25 June 2004


Thought For The Week

Cha n'oddym cheet er

[I cannot explain it]

House Of Cards?

To meltdown or not to meltdown? That is the question.

Market research company Experian are predicting that the housing market is going to crash and have identified Penwith as the second most likely place in the country for it to happen. Experian have identified 'danger zones' where the gap between house prices and income has widened most and, with house prices in Penwith having increased at nearly twice the national average, we've been fingered.

Interest rates are on the rise and there have been dark mutterings from various corners around the country about a general collapse in the housing market. But will it happen? The doomsayers say 'yea, verily' and the estate agents say 'pah!'. Local estate agents are fairly bullish that the demand for property in Penwith may slacken but won't ever collapse due to the popularity of the location amongst the moneyed classes. That said, you do wonder generally how long the massive inflation of property prices in Cornwall can continue, even with those blessed with telephone number salaries fuelling it.

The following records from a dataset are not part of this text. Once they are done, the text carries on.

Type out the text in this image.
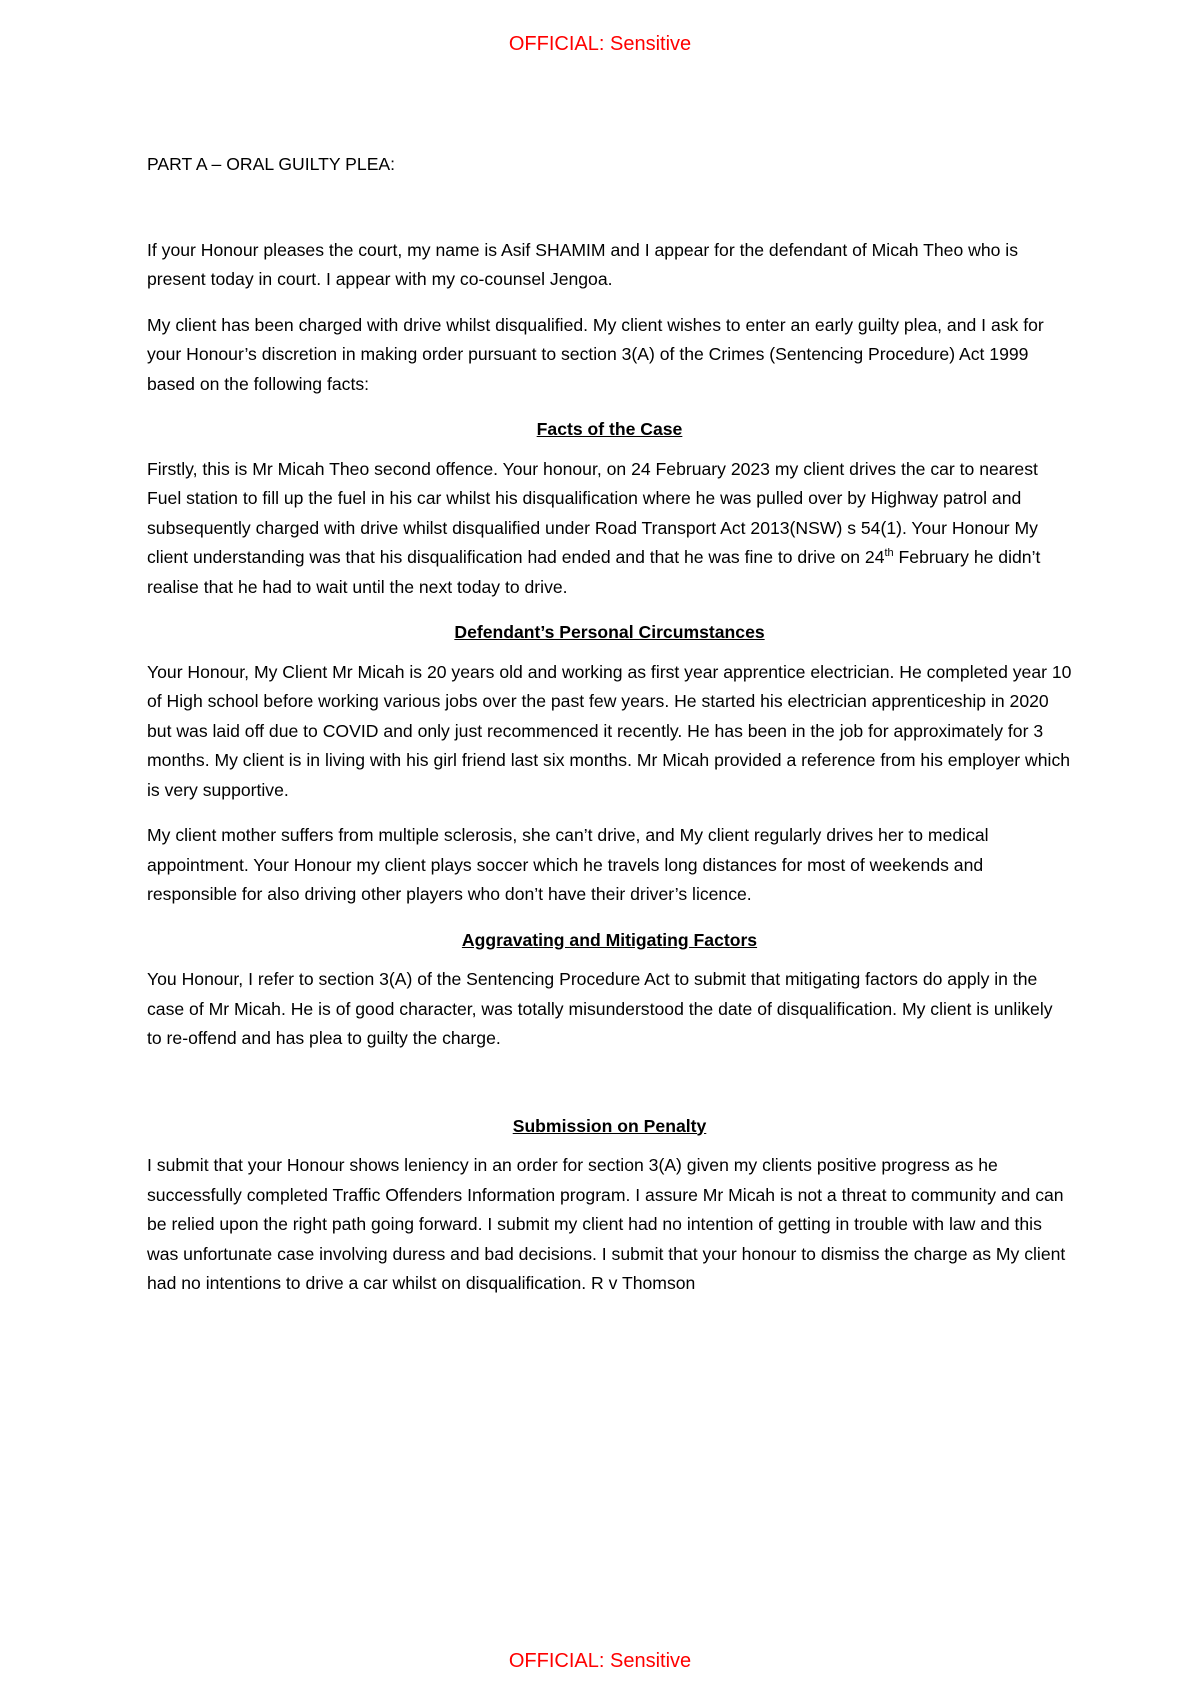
OFFICIAL: Sensitive
PART A – ORAL GUILTY PLEA:

If your Honour pleases the court, my name is Asif SHAMIM and I appear for the defendant of Micah Theo who is present today in court. I appear with my co-counsel Jengoa.

My client has been charged with drive whilst disqualified. My client wishes to enter an early guilty plea, and I ask for your Honour’s discretion in making order pursuant to section 3(A) of the Crimes (Sentencing Procedure) Act 1999 based on the following facts:

Facts of the Case

Firstly, this is Mr Micah Theo second offence. Your honour, on 24 February 2023 my client drives the car to nearest Fuel station to fill up the fuel in his car whilst his disqualification where he was pulled over by Highway patrol and subsequently charged with drive whilst disqualified under Road Transport Act 2013(NSW) s 54(1). Your Honour My client understanding was that his disqualification had ended and that he was fine to drive on 24th February he didn’t realise that he had to wait until the next today to drive.

Defendant’s Personal Circumstances

Your Honour, My Client Mr Micah is 20 years old and working as first year apprentice electrician. He completed year 10 of High school before working various jobs over the past few years. He started his electrician apprenticeship in 2020 but was laid off due to COVID and only just recommenced it recently. He has been in the job for approximately for 3 months. My client is in living with his girl friend last six months. Mr Micah provided a reference from his employer which is very supportive.

My client mother suffers from multiple sclerosis, she can’t drive, and My client regularly drives her to medical appointment. Your Honour my client plays soccer which he travels long distances for most of weekends and responsible for also driving other players who don’t have their driver’s licence.

Aggravating and Mitigating Factors

You Honour, I refer to section 3(A) of the Sentencing Procedure Act to submit that mitigating factors do apply in the case of Mr Micah. He is of good character, was totally misunderstood the date of disqualification. My client is unlikely to re-offend and has plea to guilty the charge.

Submission on Penalty

I submit that your Honour shows leniency in an order for section 3(A) given my clients positive progress as he successfully completed Traffic Offenders Information program. I assure Mr Micah is not a threat to community and can be relied upon the right path going forward. I submit my client had no intention of getting in trouble with law and this was unfortunate case involving duress and bad decisions. I submit that your honour to dismiss the charge as My client had no intentions to drive a car whilst on disqualification. R v Thomson

OFFICIAL: Sensitive
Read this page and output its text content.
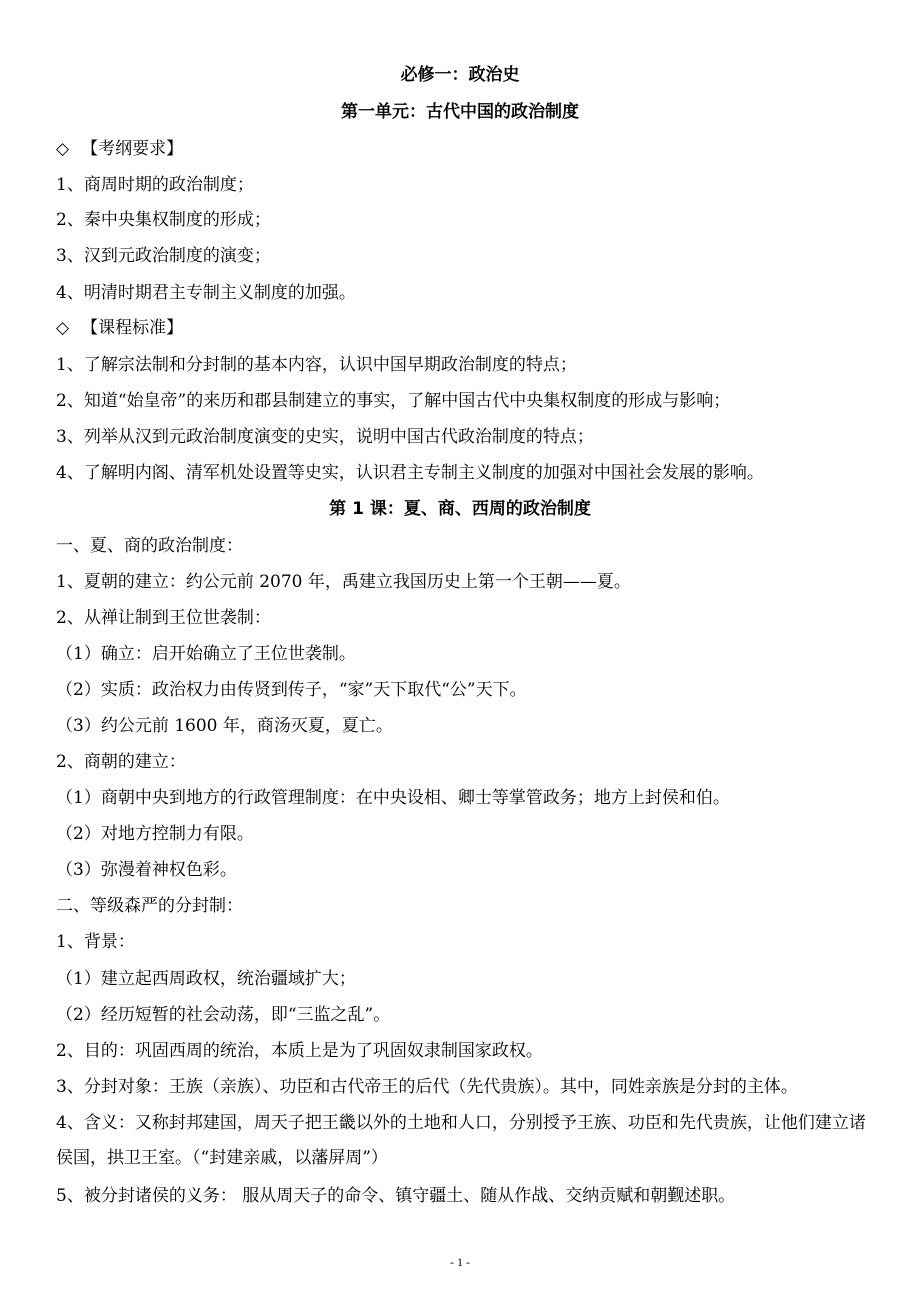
必修一：政治史
第一单元：古代中国的政治制度
◇ 【考纲要求】
1、商周时期的政治制度；
2、秦中央集权制度的形成；
3、汉到元政治制度的演变；
4、明清时期君主专制主义制度的加强。
◇ 【课程标准】
1、了解宗法制和分封制的基本内容，认识中国早期政治制度的特点；
2、知道“始皇帝”的来历和郡县制建立的事实，了解中国古代中央集权制度的形成与影响；
3、列举从汉到元政治制度演变的史实，说明中国古代政治制度的特点；
4、了解明内阁、清军机处设置等史实，认识君主专制主义制度的加强对中国社会发展的影响。
第 1 课：夏、商、西周的政治制度
一、夏、商的政治制度：
1、夏朝的建立：约公元前 2070 年，禹建立我国历史上第一个王朝——夏。
2、从禅让制到王位世袭制：
（1）确立：启开始确立了王位世袭制。
（2）实质：政治权力由传贤到传子，“家”天下取代“公”天下。
（3）约公元前 1600 年，商汤灭夏，夏亡。
2、商朝的建立：
（1）商朝中央到地方的行政管理制度：在中央设相、卿士等掌管政务；地方上封侯和伯。
（2）对地方控制力有限。
（3）弥漫着神权色彩。
二、等级森严的分封制：
1、背景：
（1）建立起西周政权，统治疆域扩大；
（2）经历短暂的社会动荡，即“三监之乱”。
2、目的：巩固西周的统治，本质上是为了巩固奴隶制国家政权。
3、分封对象：王族（亲族）、功臣和古代帝王的后代（先代贵族）。其中，同姓亲族是分封的主体。
4、含义：又称封邦建国，周天子把王畿以外的土地和人口，分别授予王族、功臣和先代贵族，让他们建立诸侯国，拱卫王室。（“封建亲戚，以藩屏周”）
5、被分封诸侯的义务： 服从周天子的命令、镇守疆土、随从作战、交纳贡赋和朝觐述职。
- 1 -
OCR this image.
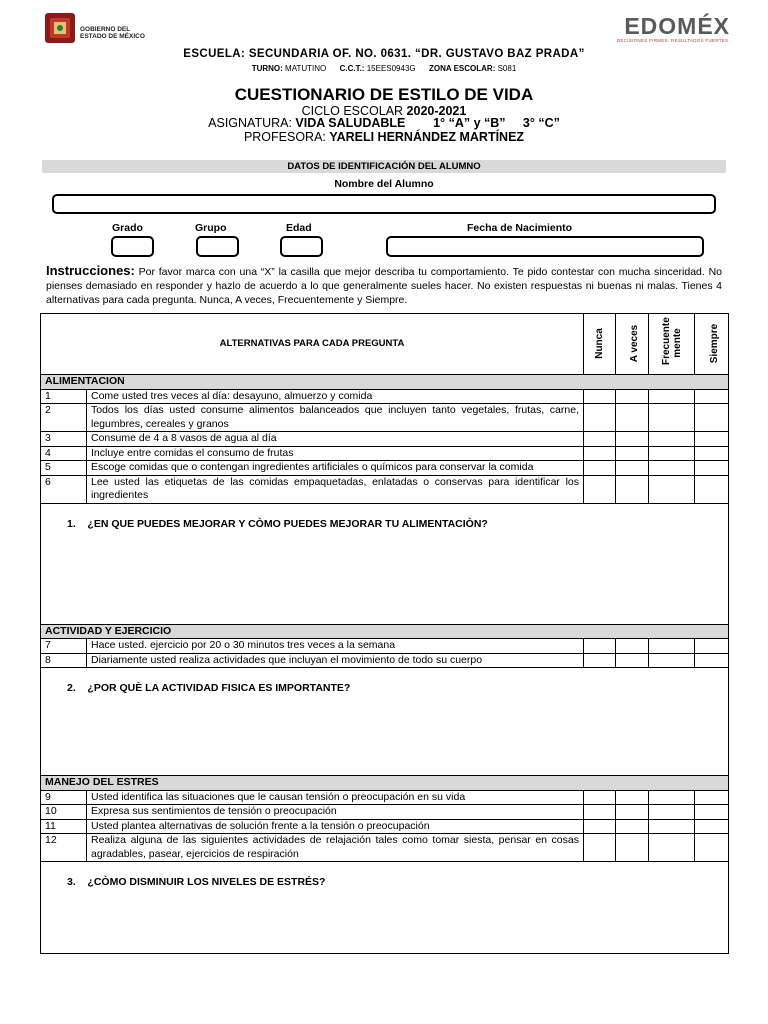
GOBIERNO DEL
ESTADO DE MÉXICO	EDOMÉX
DECISIONES FIRMES. RESULTADOS FUERTES.
ESCUELA: SECUNDARIA OF. NO. 0631. “DR. GUSTAVO BAZ PRADA”
TURNO: MATUTINO C.C.T.: 15EES0943G ZONA ESCOLAR: S081
CUESTIONARIO DE ESTILO DE VIDA
CICLO ESCOLAR 2020-2021
ASIGNATURA: VIDA SALUDABLE        1° “A” y “B”     3° “C”
PROFESORA: YARELI HERNÁNDEZ MARTÍNEZ
DATOS DE IDENTIFICACIÓN DEL ALUMNO
Nombre del Alumno
Grado	Grupo	Edad	Fecha de Nacimiento
Instrucciones: Por favor marca con una “X” la casilla que mejor describa tu comportamiento. Te pido contestar con mucha sinceridad. No pienses demasiado en responder y hazlo de acuerdo a lo que generalmente sueles hacer. No existen respuestas ni buenas ni malas. Tienes 4 alternativas para cada pregunta. Nunca, A veces, Frecuentemente y Siempre.
ALTERNATIVAS PARA CADA PREGUNTA		Nunca	A veces	Frecuente mente	Siempre
ALIMENTACION					
1	Come usted tres veces al día: desayuno, almuerzo y comida				
2	Todos los días usted consume alimentos balanceados que incluyen tanto vegetales, frutas, carne, legumbres, cereales y granos				
3	Consume de 4 a 8 vasos de agua al día				
4	Incluye entre comidas el consumo de frutas				
5	Escoge comidas que o contengan ingredientes artificiales o químicos para conservar la comida				
6	Lee usted las etiquetas de las comidas empaquetadas, enlatadas o conservas para identificar los ingredientes				
1.    ¿EN QUE PUEDES MEJORAR Y CÒMO PUEDES MEJORAR TU ALIMENTACIÒN?					
ACTIVIDAD Y EJERCICIO					
7	Hace usted. ejercicio por 20 o 30 minutos tres veces a la semana				
8	Diariamente usted realiza actividades que incluyan el movimiento de todo su cuerpo				
2.    ¿POR QUÈ LA ACTIVIDAD FISICA ES IMPORTANTE?					
MANEJO DEL ESTRES					
9	Usted identifica las situaciones que le causan tensión o preocupación en su vida				
10	Expresa sus sentimientos de tensión o preocupación				
11	Usted plantea alternativas de solución frente a la tensión o preocupación				
12	Realiza alguna de las siguientes actividades de relajación tales como tomar siesta, pensar en cosas agradables, pasear, ejercicios de respiración				
3.    ¿CÒMO DISMINUIR LOS NIVELES DE ESTRÉS?					
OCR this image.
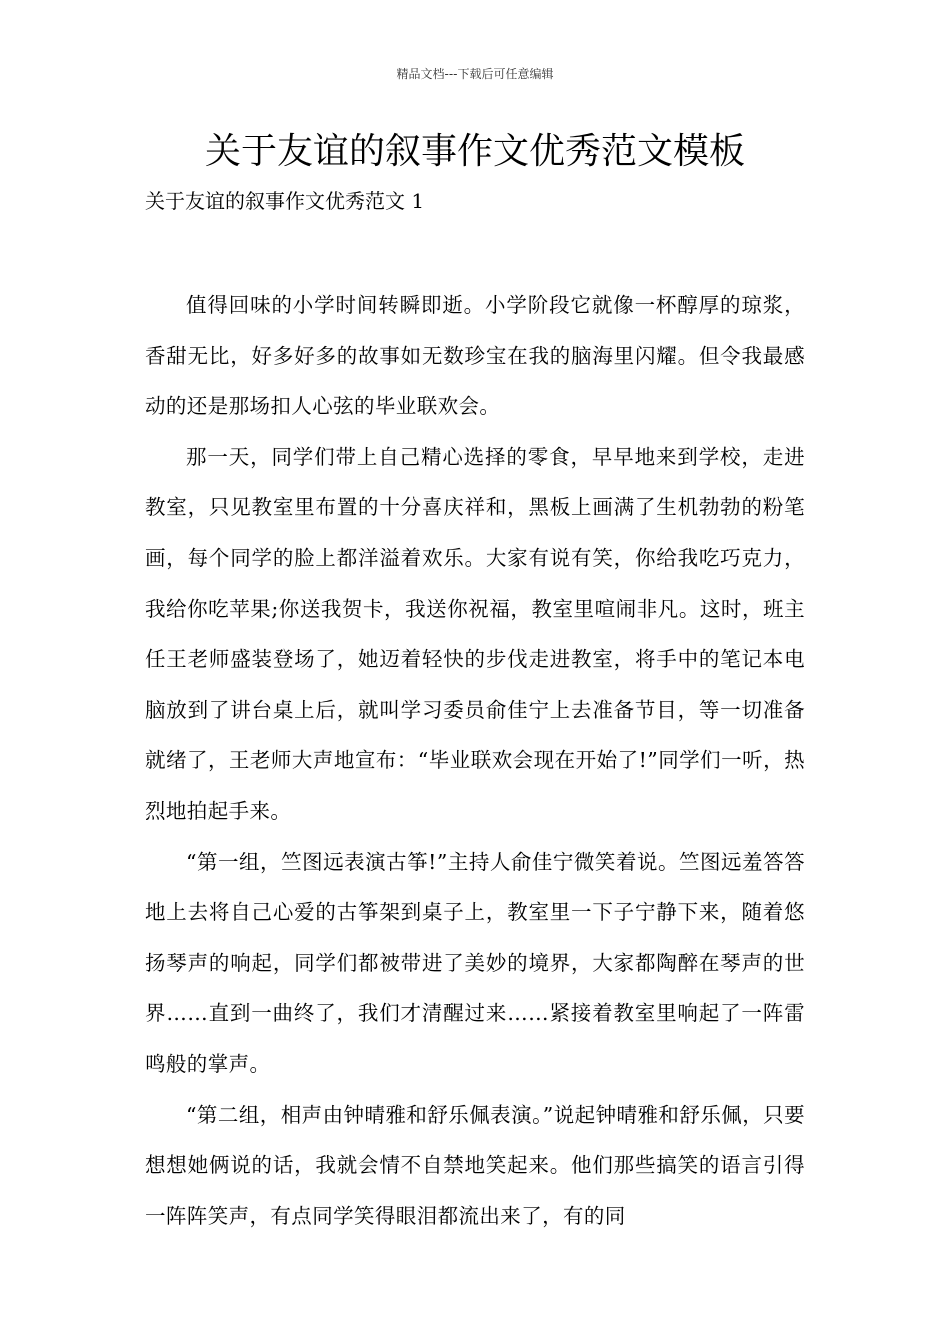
精品文档---下载后可任意编辑
关于友谊的叙事作文优秀范文模板
关于友谊的叙事作文优秀范文 1

值得回味的小学时间转瞬即逝。小学阶段它就像一杯醇厚的琼浆，香甜无比，好多好多的故事如无数珍宝在我的脑海里闪耀。但令我最感动的还是那场扣人心弦的毕业联欢会。

那一天，同学们带上自己精心选择的零食，早早地来到学校，走进教室，只见教室里布置的十分喜庆祥和，黑板上画满了生机勃勃的粉笔画，每个同学的脸上都洋溢着欢乐。大家有说有笑，你给我吃巧克力，我给你吃苹果;你送我贺卡，我送你祝福，教室里喧闹非凡。这时，班主任王老师盛装登场了，她迈着轻快的步伐走进教室，将手中的笔记本电脑放到了讲台桌上后，就叫学习委员俞佳宁上去准备节目，等一切准备就绪了，王老师大声地宣布：“毕业联欢会现在开始了!”同学们一听，热烈地拍起手来。

“第一组，竺图远表演古筝!”主持人俞佳宁微笑着说。竺图远羞答答地上去将自己心爱的古筝架到桌子上，教室里一下子宁静下来，随着悠扬琴声的响起，同学们都被带进了美妙的境界，大家都陶醉在琴声的世界……直到一曲终了，我们才清醒过来……紧接着教室里响起了一阵雷鸣般的掌声。

“第二组，相声由钟晴雅和舒乐佩表演。”说起钟晴雅和舒乐佩，只要想想她俩说的话，我就会情不自禁地笑起来。他们那些搞笑的语言引得一阵阵笑声，有点同学笑得眼泪都流出来了，有的同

One thing that both sides of the debate seem to agree on is that whatever happens the fate of the housing market down here will be determined on the Eastern Front. With so much of the recent property boom in these here parts having been generated by second homes, property development and speculation they say that the housing market in Cornwall will stand or fall on what happens to the property market in the South-East. 

Things That Go Bump In The Night!

Trouble at t'Castle.

Not of my making, I hasten to add. Last Friday (o joyous day!) there was our umpteenth wedding of the week. A particularly large one. Somehow we managed to get all the grub out (and feed the resis at the same time) and so limped off into the night after a long and gruelling day at about 10pm-ish.

Looking forward to some peace and quiet, as was most of the rest of town, my attention was drawn to the delicate noise of World War 3 appearing to break out at 10.30.

Now, t'Castle only allows people to let off fireworks between 9 and 10pm but the wedding party had promised that they had acquired 'stealth fireworks' and were allowed to let them off later than usual. Such was the stealthiness of the fireworks that they could be heard at the far end of Cardboard Bay!

To commemorate the unspecial day for St. Ives residents the perpetrator of the deed, the bride's god-father, bowed to t'Castle's request to put a public apology in this week's T&E. (Well, it was alright for him, he was just going to bugger off back to London. We've got to live and work here!).

Rooney Tunes

Well, it was bound to happen, wasn't it? There's always some sad act who needs to mask their inferiority complex by basking in the reflected glory of someone else.

So, quelle surprise, Wayne Rooney is of Cornish descent. Not only that but he is a descendant of 19th century boxing legend, Helston's Bob Fitzsimmons.

"It's through his great-great grandfather who was a blood relation," claimed Rooney's uncle. "So I reckon the warrior spirit must be in Wayne's blood."

Yes. I'm sure. Obviously this is the source of Rooney's aggressive  and pugnacious style of play. Nothing to do with growing up on a council estate in Croxteth, then!

Hear No Evil, Speak No Evil, TUC No Evil?

Well, here we go again. I'll just batten down my hatches in preparation for another assault from the Surrey stockbroker belt .....

If you've read this week's e-mails from Janet Bentley and Winwaloe, here is a synopsis of what has been reported about the TUC Report; Fair Play For Cornwall - It's Time To End The Low Wage Economy:-

Cornwall is still the poorest county in Britain with the average wage being £95 a week below the national average.

Penwith has the lowest average weekly wage in Cornwall.

The national average is £483 per week. The average wage in Penwith is £315.

More than a quarter of Cornwall's workers earn less than £250 gross per week.

There are 34,300 working families in Cornwall who receive child and/or working tax credits.

Quoth the report:-

"Cornwall is being presented as the trendy place to come but beneath the glamorous image and beautiful countryside remains a working population struggling to make ends meet on a mixture of meagre pay and tax credits."

The solution? The TUC Report calls for money from O1 and the like to be invested in creating high skill/high pay jobs instead of the low-paid jobs that have been created in shops, hotels, catering and caring.